For the first time in this range, as opposed to stepping back in time, Torchwood instead fast-forwards to the modern day, by visiting Gwen Cooper and Rhys Williams five years after Miracle Day. Jack is missing, the Committee are at it again and why exactly is someone who isn’t John Barrowman claiming to be Captain Jack Harkness?
Fall to Earth is a lot like The Zygon Inversion. Both are very good stories and are tough acts to follow. But if there’s anyone who can avoid pulling a Sleep No More, it’s Gwen and Rhys. Unfortunately for them, it doesn’t quite work out that way.
One of the main problems with this story is “Jack Harkness”, or rather the elderly man who summons Gwen and Rhys, claiming to be Jack Harkness’s mind in another person’s body. Philip Bond doesn’t play a noteworthy Jack. His accent is all over the place and the characterisation of Jack Harkness is a joke. He’s incompetent and idiotic in most of his scenes, bordering on putting listeners off this story entirely. In truth, it took me three tries before I could finish this story, which helps explain why this review is so late. The story tries to juggle some big ideas, at times it feels like two separate scripts fused together. The Evolved are aliens who can transfer people’s minds into other people which on its own is already enough story material to base a whole miniseries off of. Constraining such an extravagant idea to one story with a lot of lagging in the middle feels like a waste.
Fans hoping for some kind of closure to the awful cliffhanger featured at the end of Miracle Day, I’m sorry to say that you’re in for a big disappointment (probably due to rights issues with Starz). Worthwhile references to Miracle Day are scarce or cheap attempts at continuity; the only one being that at some point Jack discovered that the Three Families were controlled by the Committee, which is just an okay way of retconning Miracle Day into the Torchwood audios. If you were hoping to hear what happened to Rex Matheson and his immortality, you’d have better luck asking Russell T Davies.

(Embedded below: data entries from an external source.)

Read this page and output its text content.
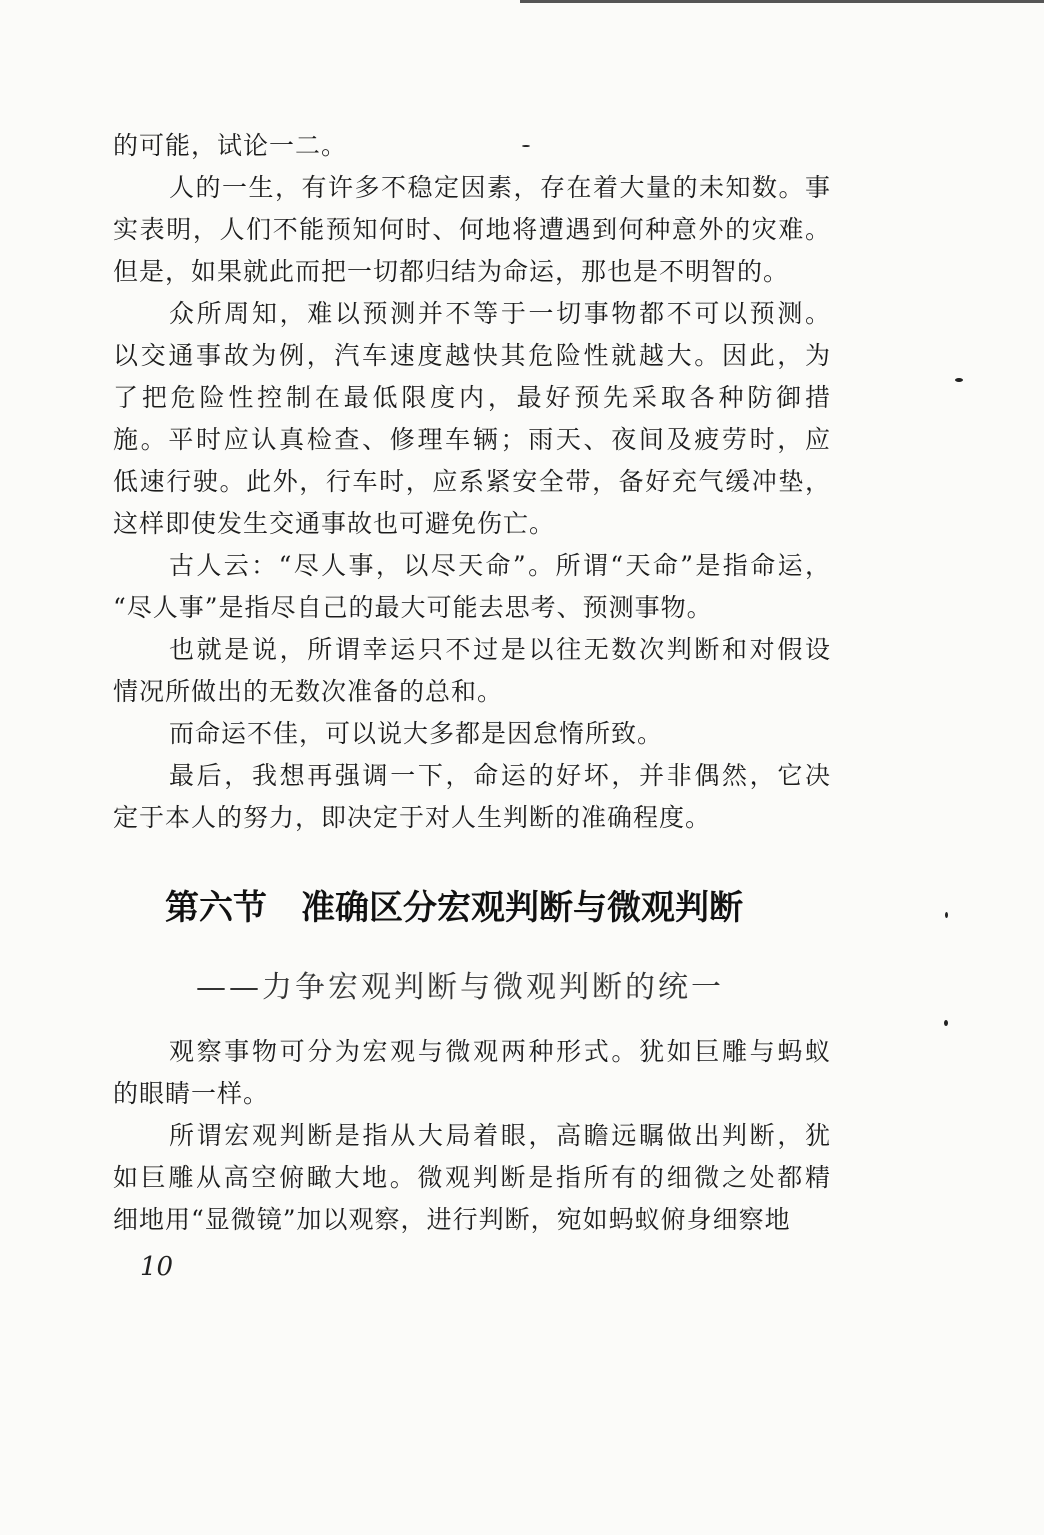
的可能，试论一二。
人的一生，有许多不稳定因素，存在着大量的未知数。事
实表明，人们不能预知何时、何地将遭遇到何种意外的灾难。
但是，如果就此而把一切都归结为命运，那也是不明智的。
众所周知，难以预测并不等于一切事物都不可以预测。
以交通事故为例，汽车速度越快其危险性就越大。因此，为
了把危险性控制在最低限度内，最好预先采取各种防御措
施。平时应认真检查、修理车辆；雨天、夜间及疲劳时，应
低速行驶。此外，行车时，应系紧安全带，备好充气缓冲垫，
这样即使发生交通事故也可避免伤亡。
古人云：“尽人事，以尽天命”。所谓“天命”是指命运，
“尽人事”是指尽自己的最大可能去思考、预测事物。
也就是说，所谓幸运只不过是以往无数次判断和对假设
情况所做出的无数次准备的总和。
而命运不佳，可以说大多都是因怠惰所致。
最后，我想再强调一下，命运的好坏，并非偶然，它决
定于本人的努力，即决定于对人生判断的准确程度。
第六节 准确区分宏观判断与微观判断
——力争宏观判断与微观判断的统一
观察事物可分为宏观与微观两种形式。犹如巨雕与蚂蚁
的眼睛一样。
所谓宏观判断是指从大局着眼，高瞻远瞩做出判断，犹
如巨雕从高空俯瞰大地。微观判断是指所有的细微之处都精
细地用“显微镜”加以观察，进行判断，宛如蚂蚁俯身细察地
10
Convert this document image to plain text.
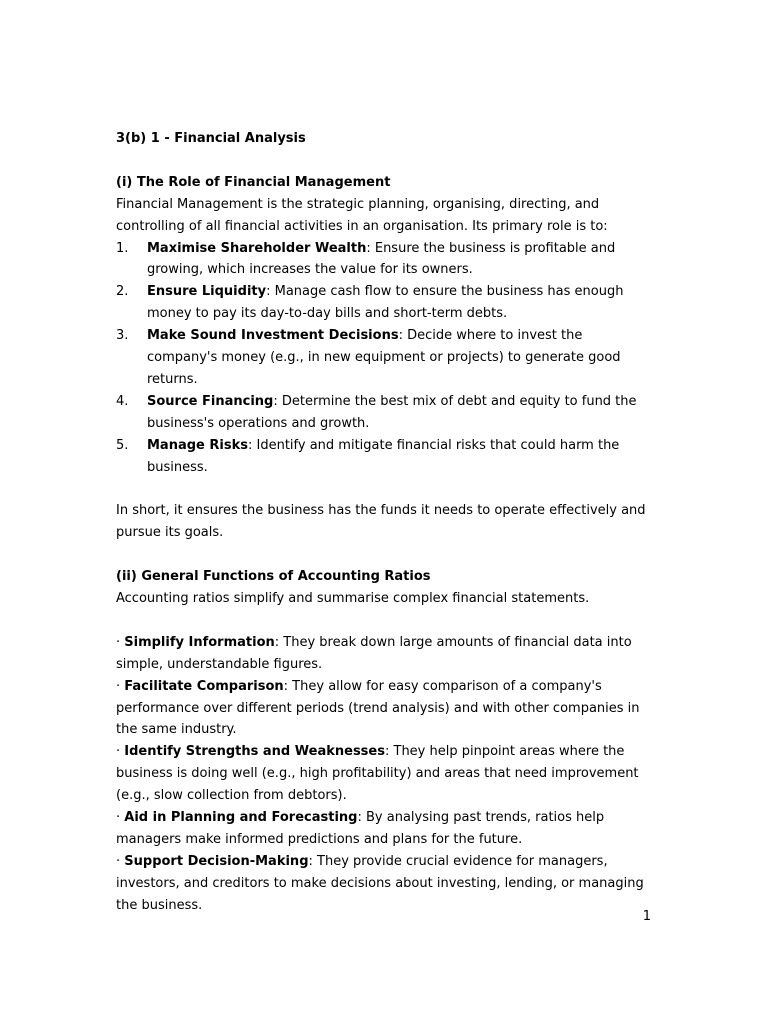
3(b) 1 - Financial Analysis
(i) The Role of Financial Management
Financial Management is the strategic planning, organising, directing, and controlling of all financial activities in an organisation. Its primary role is to:
1.	Maximise Shareholder Wealth: Ensure the business is profitable and growing, which increases the value for its owners.
2.	Ensure Liquidity: Manage cash flow to ensure the business has enough money to pay its day-to-day bills and short-term debts.
3.	Make Sound Investment Decisions: Decide where to invest the company's money (e.g., in new equipment or projects) to generate good returns.
4.	Source Financing: Determine the best mix of debt and equity to fund the business's operations and growth.
5.	Manage Risks: Identify and mitigate financial risks that could harm the business.
In short, it ensures the business has the funds it needs to operate effectively and pursue its goals.
(ii) General Functions of Accounting Ratios
Accounting ratios simplify and summarise complex financial statements.
· Simplify Information: They break down large amounts of financial data into simple, understandable figures.
· Facilitate Comparison: They allow for easy comparison of a company's performance over different periods (trend analysis) and with other companies in the same industry.
· Identify Strengths and Weaknesses: They help pinpoint areas where the business is doing well (e.g., high profitability) and areas that need improvement (e.g., slow collection from debtors).
· Aid in Planning and Forecasting: By analysing past trends, ratios help managers make informed predictions and plans for the future.
· Support Decision-Making: They provide crucial evidence for managers, investors, and creditors to make decisions about investing, lending, or managing the business.
1
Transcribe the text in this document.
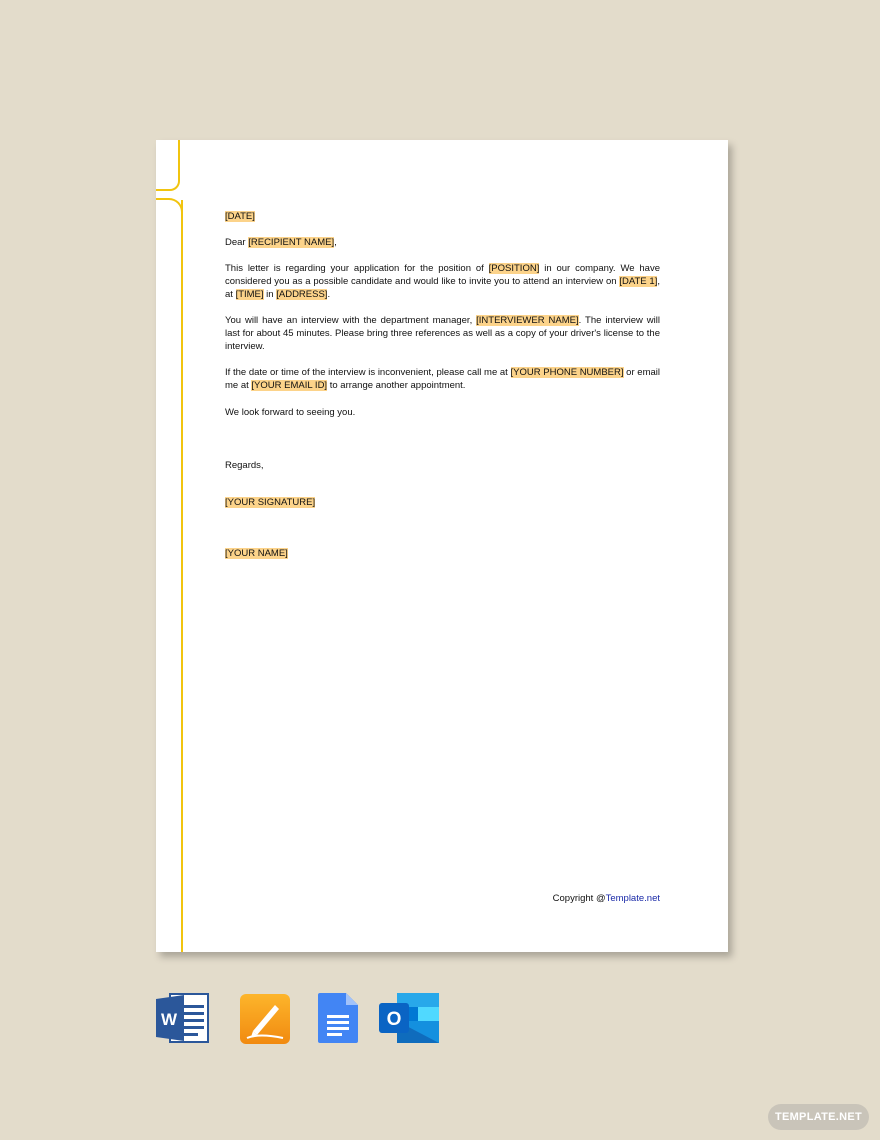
[DATE]

Dear [RECIPIENT NAME],

This letter is regarding your application for the position of [POSITION] in our company. We have considered you as a possible candidate and would like to invite you to attend an interview on [DATE 1], at [TIME] in [ADDRESS].

You will have an interview with the department manager, [INTERVIEWER NAME]. The interview will last for about 45 minutes. Please bring three references as well as a copy of your driver's license to the interview.

If the date or time of the interview is inconvenient, please call me at [YOUR PHONE NUMBER] or email me at [YOUR EMAIL ID] to arrange another appointment.

We look forward to seeing you.

Regards,

[YOUR SIGNATURE]

[YOUR NAME]

Copyright @Template.net
W	O
TEMPLATE.NET
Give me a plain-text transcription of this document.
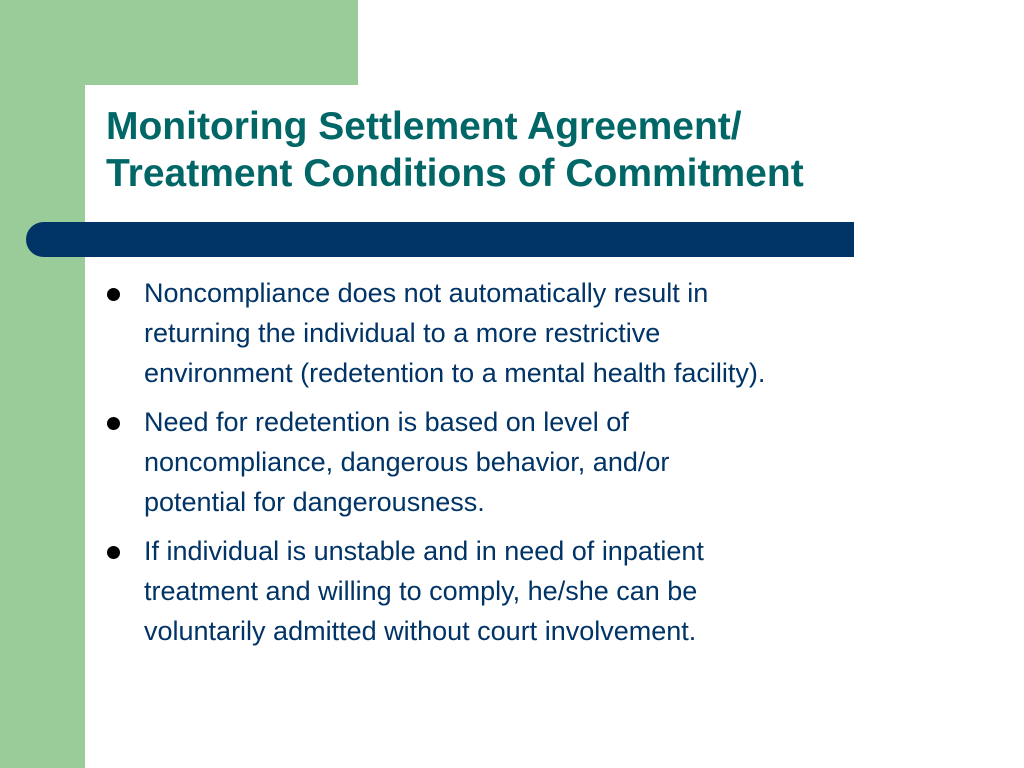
Monitoring Settlement Agreement/
Treatment Conditions of Commitment
Noncompliance does not automatically result in
returning the individual to a more restrictive
environment (redetention to a mental health facility).
Need for redetention is based on level of
noncompliance, dangerous behavior, and/or
potential for dangerousness.
If individual is unstable and in need of inpatient
treatment and willing to comply, he/she can be
voluntarily admitted without court involvement.
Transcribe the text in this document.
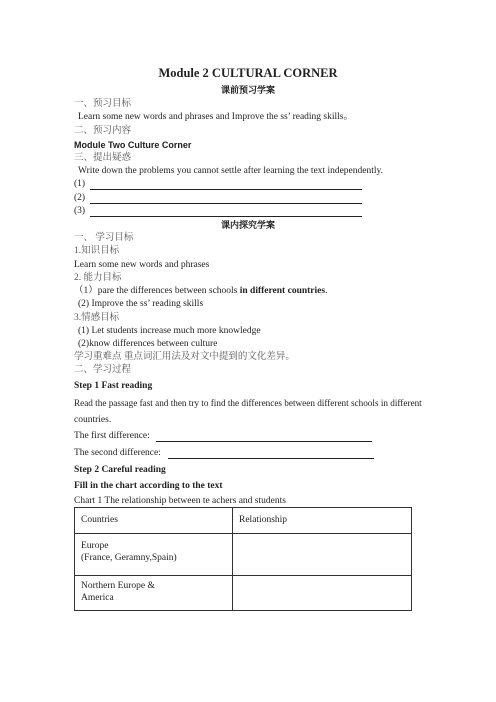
Module 2 CULTURAL CORNER
课前预习学案
一、预习目标
Learn some new words and phrases and Improve the ss’ reading skills。
二、预习内容
Module Two Culture Corner
三、提出疑惑
Write down the problems you cannot settle after learning the text independently.
(1)
(2)
(3)
课内探究学案
一、 学习目标
1.知识目标
Learn some new words and phrases
2. 能力目标
（1）pare the differences between schools in different countries.
(2) Improve the ss’ reading skills
3.情感目标
(1) Let students increase much more knowledge
(2)know differences between culture
学习重难点 重点词汇用法及对文中提到的文化差异。
二、学习过程
Step 1 Fast reading
Read the passage fast and then try to find the differences between different schools in different
countries.
The first difference:
The second difference:
Step 2 Careful reading
Fill in the chart according to the text
Chart 1 The relationship between te achers and students
Countries	Relationship

Europe
(France, Geramny,Spain)	

Northern Europe &
America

It’s worth noting, however, that the saving grace of Forgotten Lives is the excellent performance of Eve Myles and Kai Owen. Despite the weaknesses in the script, the two actors slip effortlessly back into their roles as Gwen and Rhys, and their chemistry remains as strong as ever. They bring much-needed energy and heart to the story, and their interactions are some of the most engaging parts of the episode. Their performances alone make the episode worth a listen for die-hard Torchwood fans.